En prélude à la 27e conférence des Nations unies sur le climat (COP27), African Center for Advocacy publie un rapport sur deux communautés camerounaises situées en première ligne de la crise climatique. Le document présente les témoignages des habitants de Kakou et d’Ouro Garga. Deux localités du nord du Cameroun, où les effets du changement climatique ont considérablement affecté les moyens de subsistance des populations.
« Avant, les pêcheurs avaient un revenu quotidien de 30 000 à 50 000 FCFA (environ 47 à 78 dollars américain) par jour, ce qui leur permettait de subvenir aux besoins essentiels de leur famille. Mais aujourd’hui, l’assèchement des cours d’eau et l’envahissement des herbes aquatiques ont rendu les poissons rares. Les pêcheurs réalisent à peine 2 dollars de revenu par jour. Les enfants, surtout les filles du village, ne sont plus scolarisées. », se lamente Al Hadji Saliou, 52 ans et président de l’association des pêcheurs de Kakou. Un village, situé dans la région du nord du Cameroun.
La perturbation des saisons fait aussi partie des conditions climatiques qui détruisent les moyens de subsistance des communautés locales de la région du nord du Cameroun. « Les pluies ne tombent pas assez pour permettre aux graines de germer et de s’épanouir. Les semences sont détruites, et nous devons en acheter de nouvelles. Et pourtant la plupart n’ont pas suffisamment de moyens pour acheter les semences deux fois en une saison. Cette année les pluies n’ont pas commencé à la saison habituelle, poussant plusieurs d’entre nous à perdre espoir en l’agriculture, notre principale activité. », explique Zalai Philipe, 37 ans, un agriculteur du village de Ouro Garga.
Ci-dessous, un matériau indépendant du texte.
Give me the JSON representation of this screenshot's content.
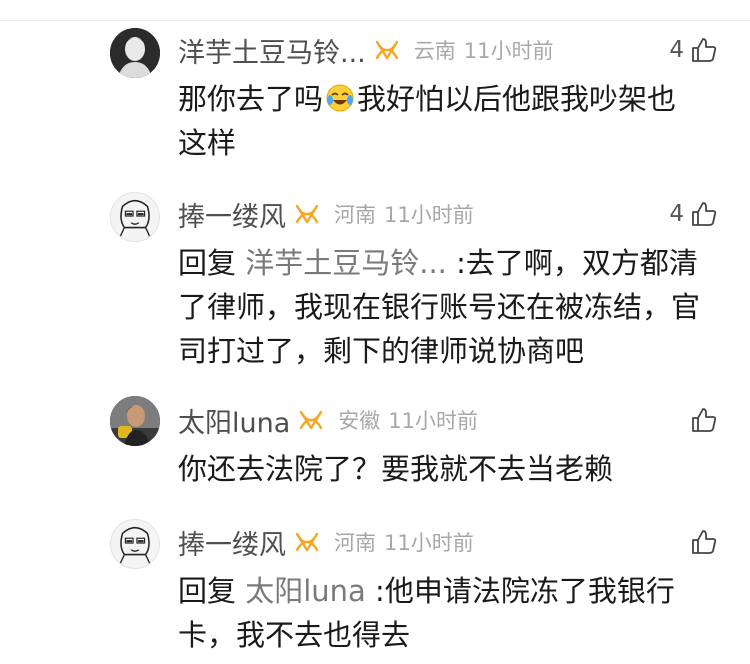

Le rapport publié le 5 août 2022 à Yaoundé par l’organisation African Center for Advocacy (ACA), note également l’impact sanitaire du changement climatique sur les communautés de la région du nord Cameroun. « La variation des précipitations, parfois excessives ou rares (selon les années), provoque des inondations, qui à leur tour engendrent des maladies comme le choléra, la typhoïde, le paludisme, et des maladies liées à la nutrition des enfants », indique le rapport.
Des populations impuissantes face aux causes humaines
Les impacts socio-économiques et sanitaires du climat dans les localités d’Ouro Garga et de Kakou sont provoqués par l’augmentation de la température à la surface de la terre. Un phénomène exacerbé par des pratiques industrielles non respectueuses de la nature, comme c’est le cas aussi dans cette région.
« Il existe une entreprise appelée ROCA, située près du village de Kakou. Cette société exploite la carrière et procède à des coupes abusives de bois vert pour chauffer les pierres, et ce depuis des années maintenant. Cette société contribue énormément à la destruction de l’environnement et fait l’objet d’importants litiges dans la région, mais comme cette société a des ramifications au plus haut niveau de l’État, la population ne sait pas vers qui se tourner. » indique le rapport.
Plaider la cause des communautés vulnérables devant la COP27
Intervenant à deux mois de la 27eme conférence des Nations unies sur le climat (COP27), le rapport de l’ACA sur la vulnérabilité des populations du nord du Cameroun face aux effets du changement climatique entend faire bouger les lignes. « La COP26 n’a pas su reconnaître l’urgence de la crise climatique. Alors que nous nous dirigeons vers la COP27 à Sharm El Sheikh, en Égypte. De nouveaux mécanismes doivent être mis sur pied afin de rendre le financement des pertes et dommages accessible aux communautés situées en première ligne de la crise climatique, telles que celles de Kakou et d’Ouro Garga.» déclare Younoussa Abbosouka, chargé des programmes à l’ACA.
L’organisation non gouvernementale (ONG) mène des actions de lobbying pour que les besoins et leurs connaissances des communautés vulnérables au changement climatique soient pris en compte dans les politiques de développement et les conférences mondiales. Grâce à cette démarche, l’ACA a contribué à faire inscrire les pertes et dommages à l’ordre du jour de la COP27.